Les nouveautés

Après C’était en février de Mireille Barbieri, paraît, en septembre, À l’encre violette

À l’encre violette

Mireille Barbieri

Collection main de femme

Parution : septembre 2017

Il y a le voyage qui vous amène et celui qui vous emporte. Celui de l’exil est toujours l’un et l’autre. Il vous pose ici et vous a fait quitter là-bas. Généralement sans retour, il ferme une porte pour en ouvrir une autre devant laquelle va se construire un nouveau monde, une nouvelle vie. Dans ce roman, la narratrice écrit à l’encre violette le parcours d’exil de deux femmes. Ce faisant, elle se reconstruit et finit par livrer sa propre histoire.

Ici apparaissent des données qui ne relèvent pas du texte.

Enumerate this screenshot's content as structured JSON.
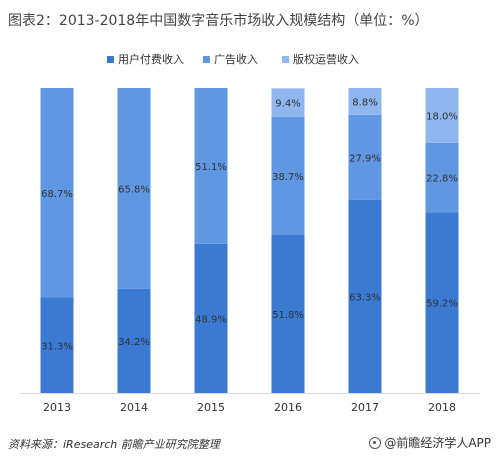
{
  "title": "图表2：2013-2018年中国数字音乐市场收入规模结构（单位：%）",
  "source": "资料来源：iResearch  前瞻产业研究院整理",
  "brand": "@前瞻经济学人APP",
  "colors": {
    "series": [
      "#3a7ad3",
      "#5f97e2",
      "#8fb6ee"
    ],
    "label": "#333333",
    "axis": "#d9d9d9"
  },
  "chart_data": {
    "type": "bar",
    "stacked": true,
    "percent": true,
    "categories": [
      "2013",
      "2014",
      "2015",
      "2016",
      "2017",
      "2018"
    ],
    "series": [
      {
        "name": "用户付费收入",
        "values": [
          31.3,
          34.2,
          48.9,
          51.8,
          63.3,
          59.2
        ],
        "labels": [
          "31.3%",
          "34.2%",
          "48.9%",
          "51.8%",
          "63.3%",
          "59.2%"
        ]
      },
      {
        "name": "广告收入",
        "values": [
          68.7,
          65.8,
          51.1,
          38.7,
          27.9,
          22.8
        ],
        "labels": [
          "68.7%",
          "65.8%",
          "51.1%",
          "38.7%",
          "27.9%",
          "22.8%"
        ]
      },
      {
        "name": "版权运营收入",
        "values": [
          0,
          0,
          0,
          9.4,
          8.8,
          18.0
        ],
        "labels": [
          "",
          "",
          "",
          "9.4%",
          "8.8%",
          "18.0%"
        ]
      }
    ],
    "ylim": [
      0,
      100
    ],
    "legend": "top-center"
  }
}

Le plus troublant est qu’elle réveille en chacun de nous un exil que nous ignorions, ou presque.

À lire et à écouter en août : Il s’appelait Alphonse Richard, le premier Dignois tué à la Grande Guerre

Il s’appelait Alphonse Richard, le premier Dignois tué à la Grande Guerre

Éric Schulthess

Collection la mescla (petit format)

Parution : août 2017

Il ne reste ni photographie ni sépulture connue du caporal Alphonse Antoine Richard, né en 1890 et premier natif de Digne à mourir à la guerre de 1914-1918 à l’âge de 24 ans.
Comme celle de millions de jeunes hommes de sa génération dans chaque camp, sa vie ne dura guère plus que deux décennies, pour s’achever sur un champ de bataille.
Ce récit imagine et raconte les 14 derniers jours de la vie du jeune Bas-Alpin, auquel les Dignois ont rendu hommage le 14 août  2014 pour le centenaire de sa mort. Si vous voulez en savoir plus, une rue de Digne porte son nom. Une rue qui, si on prend la peine de l’écouter, raconte l’histoire d’Alphonse Richard.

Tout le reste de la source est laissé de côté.